College of Environmental Sciences and Engineering, Peking University, Beijing 100871, China; Key Laboratory of Water and Sediment Sciences, Ministry of Education of China, Beijing 100871, China.
College of Environmental Sciences and Engineering, Peking University, Beijing 100871, China; State Environmental Protection Key Laboratory of All Material Fluxes in River Ecosystems, Beijing 100871, China.
Sci Total Environ. 2024 Dec 1;954:176239. doi: 10.1016/j.scitotenv.2024.176239. Epub 2024 Sep 12.
Bacterial communication could affect their interactions, but whether this regulation has "intelligence" is still unknown. Here, we operated an anammox reactor under temperature gradient from 35 °C to 15 °C. As results, expression abundance of bacterial communication genes increased by 12 % significantly after temperature declined. Division of labor among distinct signal molecules was evidenced by complementary roles of acyl-homoserine lactones (AHLs) and diffusible signal factor (DSF) in affecting bacterial interactions and niche differentiation respectively. DSF based inter-and intra-communication helped bacteria match their investments and rewards during cross-feedings. When temperature was below 25 °C, transcription regulator Clp governed by DSF inclined to promote folate and molybdenum cofactor biosynthesis, which coincidentally benefited one anammox species more than another. Meanwhile, for the anammox species with lower benefits, Clp also inclined to decrease biosynthesis of costly tryptophan and vitamin B1 rewarding others. Interestingly, bacterial communication inclined to influence the bacteria with many cooperators in the community or with high capacity to export cofactors for cross-feedings when temperature decreased. As results, these bacteria were enriched which could lead to closer interactions in whole community to adapt to low temperatures. The discovered intelligence of bacterial communication opened another window for understanding bacterial sociobiology.

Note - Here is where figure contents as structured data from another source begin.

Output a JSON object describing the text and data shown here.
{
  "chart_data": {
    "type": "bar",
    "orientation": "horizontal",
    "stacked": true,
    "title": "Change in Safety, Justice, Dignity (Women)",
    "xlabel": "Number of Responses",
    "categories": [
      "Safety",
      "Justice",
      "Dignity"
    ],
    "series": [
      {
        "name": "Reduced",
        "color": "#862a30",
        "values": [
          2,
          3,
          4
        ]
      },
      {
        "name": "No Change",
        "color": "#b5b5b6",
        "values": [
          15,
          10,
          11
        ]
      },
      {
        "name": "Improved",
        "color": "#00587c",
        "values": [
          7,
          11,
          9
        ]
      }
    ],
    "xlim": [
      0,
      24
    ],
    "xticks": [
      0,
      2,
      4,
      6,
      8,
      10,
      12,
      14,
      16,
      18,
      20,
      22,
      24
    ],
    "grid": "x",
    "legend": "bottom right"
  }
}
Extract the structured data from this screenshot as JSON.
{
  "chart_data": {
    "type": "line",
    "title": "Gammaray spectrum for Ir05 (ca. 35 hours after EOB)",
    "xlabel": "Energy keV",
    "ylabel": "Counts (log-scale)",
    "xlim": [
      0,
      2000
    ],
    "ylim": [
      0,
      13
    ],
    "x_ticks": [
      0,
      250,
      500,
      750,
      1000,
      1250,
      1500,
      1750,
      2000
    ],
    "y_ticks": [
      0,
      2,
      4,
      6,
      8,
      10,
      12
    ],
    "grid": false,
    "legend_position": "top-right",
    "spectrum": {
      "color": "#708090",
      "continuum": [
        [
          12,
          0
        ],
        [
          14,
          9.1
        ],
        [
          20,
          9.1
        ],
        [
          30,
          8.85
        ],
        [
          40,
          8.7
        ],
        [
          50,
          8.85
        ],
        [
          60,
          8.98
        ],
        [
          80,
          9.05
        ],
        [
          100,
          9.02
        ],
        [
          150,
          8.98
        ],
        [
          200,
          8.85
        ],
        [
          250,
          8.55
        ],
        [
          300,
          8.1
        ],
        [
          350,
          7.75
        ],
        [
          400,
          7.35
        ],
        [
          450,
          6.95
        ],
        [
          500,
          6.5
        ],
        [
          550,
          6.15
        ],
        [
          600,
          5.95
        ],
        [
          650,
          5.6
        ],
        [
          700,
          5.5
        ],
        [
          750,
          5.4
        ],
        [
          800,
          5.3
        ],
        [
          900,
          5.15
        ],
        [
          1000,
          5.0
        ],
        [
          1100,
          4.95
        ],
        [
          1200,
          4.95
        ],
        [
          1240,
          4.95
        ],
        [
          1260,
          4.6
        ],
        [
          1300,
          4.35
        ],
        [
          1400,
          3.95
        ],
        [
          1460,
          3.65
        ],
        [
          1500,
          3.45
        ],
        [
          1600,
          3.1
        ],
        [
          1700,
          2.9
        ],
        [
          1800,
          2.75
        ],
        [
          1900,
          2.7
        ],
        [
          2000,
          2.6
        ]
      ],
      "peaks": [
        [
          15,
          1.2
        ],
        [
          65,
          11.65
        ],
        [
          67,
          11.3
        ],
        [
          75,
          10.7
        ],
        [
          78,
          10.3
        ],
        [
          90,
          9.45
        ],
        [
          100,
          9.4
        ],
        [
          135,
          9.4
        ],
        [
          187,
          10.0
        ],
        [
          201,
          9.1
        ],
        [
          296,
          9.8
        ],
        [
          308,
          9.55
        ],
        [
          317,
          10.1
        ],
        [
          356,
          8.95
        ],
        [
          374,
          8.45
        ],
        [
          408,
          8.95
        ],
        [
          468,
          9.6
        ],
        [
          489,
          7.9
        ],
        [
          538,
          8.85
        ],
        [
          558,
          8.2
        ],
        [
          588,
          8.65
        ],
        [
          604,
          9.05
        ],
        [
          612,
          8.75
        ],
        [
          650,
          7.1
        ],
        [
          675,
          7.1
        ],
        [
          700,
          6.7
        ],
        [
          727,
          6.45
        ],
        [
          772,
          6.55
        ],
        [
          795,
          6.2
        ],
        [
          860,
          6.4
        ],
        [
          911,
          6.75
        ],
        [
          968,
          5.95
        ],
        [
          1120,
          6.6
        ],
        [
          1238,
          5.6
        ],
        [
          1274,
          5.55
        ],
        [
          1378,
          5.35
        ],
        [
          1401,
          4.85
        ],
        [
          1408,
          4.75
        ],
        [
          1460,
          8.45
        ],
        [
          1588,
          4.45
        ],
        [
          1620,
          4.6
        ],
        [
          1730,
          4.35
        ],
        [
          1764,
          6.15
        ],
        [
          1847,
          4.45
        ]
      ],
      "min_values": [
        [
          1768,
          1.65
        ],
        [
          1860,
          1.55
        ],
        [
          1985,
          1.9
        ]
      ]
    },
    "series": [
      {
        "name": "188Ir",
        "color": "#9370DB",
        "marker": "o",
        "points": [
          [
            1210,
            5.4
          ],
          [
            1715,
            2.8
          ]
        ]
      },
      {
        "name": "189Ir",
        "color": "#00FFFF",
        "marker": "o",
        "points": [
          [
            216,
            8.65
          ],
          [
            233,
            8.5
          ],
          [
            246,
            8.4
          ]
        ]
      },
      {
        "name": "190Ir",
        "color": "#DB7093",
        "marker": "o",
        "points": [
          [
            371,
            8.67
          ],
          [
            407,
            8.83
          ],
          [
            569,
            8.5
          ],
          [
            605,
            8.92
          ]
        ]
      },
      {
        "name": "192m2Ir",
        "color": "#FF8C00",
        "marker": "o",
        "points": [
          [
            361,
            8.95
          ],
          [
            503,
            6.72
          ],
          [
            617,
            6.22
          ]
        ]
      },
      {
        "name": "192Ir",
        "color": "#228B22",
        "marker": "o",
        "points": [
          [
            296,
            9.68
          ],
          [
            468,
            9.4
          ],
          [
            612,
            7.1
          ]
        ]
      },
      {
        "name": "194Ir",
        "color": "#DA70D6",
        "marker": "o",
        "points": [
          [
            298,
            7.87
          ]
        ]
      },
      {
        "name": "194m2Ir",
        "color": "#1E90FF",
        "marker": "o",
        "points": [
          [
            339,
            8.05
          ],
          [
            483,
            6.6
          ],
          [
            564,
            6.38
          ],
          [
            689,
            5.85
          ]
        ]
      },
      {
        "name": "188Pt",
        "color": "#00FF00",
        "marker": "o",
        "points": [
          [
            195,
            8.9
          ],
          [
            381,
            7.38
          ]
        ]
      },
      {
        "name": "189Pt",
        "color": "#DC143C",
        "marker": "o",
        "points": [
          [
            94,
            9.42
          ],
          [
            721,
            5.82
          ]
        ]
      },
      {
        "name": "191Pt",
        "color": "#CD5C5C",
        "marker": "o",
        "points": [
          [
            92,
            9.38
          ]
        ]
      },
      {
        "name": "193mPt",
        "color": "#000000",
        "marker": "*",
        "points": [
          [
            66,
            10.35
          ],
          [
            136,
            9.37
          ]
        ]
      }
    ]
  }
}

细菌之间的交流可能会影响它们的相互作用,但这种调节是否具有“智能”尚不清楚。在这里,我们在温度梯度从 35°C 到 15°C 的条件下运行了一个厌氧氨氧化反应器。结果表明,温度下降后,细菌交流基因的表达丰度显著增加了 12%。不同信号分子之间的分工通过酰高丝氨酸内酯 (AHLs) 和可扩散信号因子 (DSF) 分别在影响细菌相互作用和生态位分化方面的互补作用得到了证明。基于 DSF 的种间和种内交流有助于细菌在交叉喂养过程中匹配它们的投资和回报。当温度低于 25°C 时,由 DSF 调控的转录调节因子 Clp 倾向于促进叶酸和钼辅酶的生物合成,这恰好使一种厌氧氨氧化菌比另一种受益更多。同时,对于受益较少的厌氧氨氧化菌,Clp 也倾向于减少昂贵的色氨酸和维生素 B1 的生物合成,以回报其他细菌。有趣的是,当温度下降时,细菌交流倾向于影响群落中合作者较多或具有较强因子外排能力进行交叉喂养的细菌。结果,这些细菌得到了富集,这可能导致整个群落中的相互作用更加紧密,以适应低温。细菌交流的这种“智能性”为理解细菌社会生物学开辟了另一个视角。